Without any doubt the direct consequences of the Neoliberal policies instilled by the various "puppet" regimes of the United States was grand popular discontentment, in lead to "Bread-Riots" in Egypt, a civil war in Yemen between "Socialist" and autocratic fractions, but the major shift it lead to without any doubt was the Islamic Revolution of 1979. It was a new kind of revolution, a one that did not lean to the west or to the east but stood on it's feet (at least at the beginning, afterwards it turned into one of the most repressive regimes in the world) and fought violently against the Neoliberal policies that were implemented by the Shah and his regime. It was more anti-capitalistic, then anti-occidental or anti-American, and detested the "western" main mise on the Iranian economy, it was the first anti-Neoliberal revolution. And it "breeded" a new sort of protestation Islamic radical terrorism.
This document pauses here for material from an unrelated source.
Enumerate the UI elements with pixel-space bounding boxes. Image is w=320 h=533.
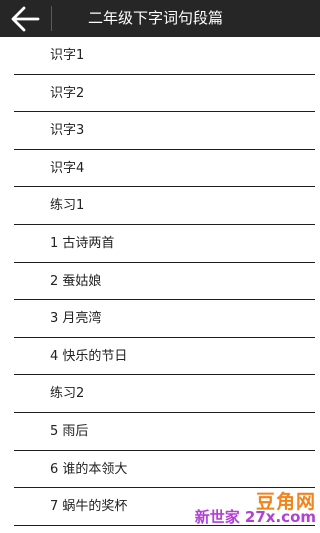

So we have seen how in the "3rd world" Neoliberalism destabilized and destroyed the democratic process, how it cut the grassroots of democratic aspirations, doing so under the theory that greater economic liberty would defacto engender greater political liberty a more democratic form of governance. But could Neoliberalism infiltrate western democracies and turn them into "facade democracies"? into D.O.I.N.'s (Democracies Only In Name)? Create the same oligarchic regimes that existed in the third world but dressed with the robes of democracy?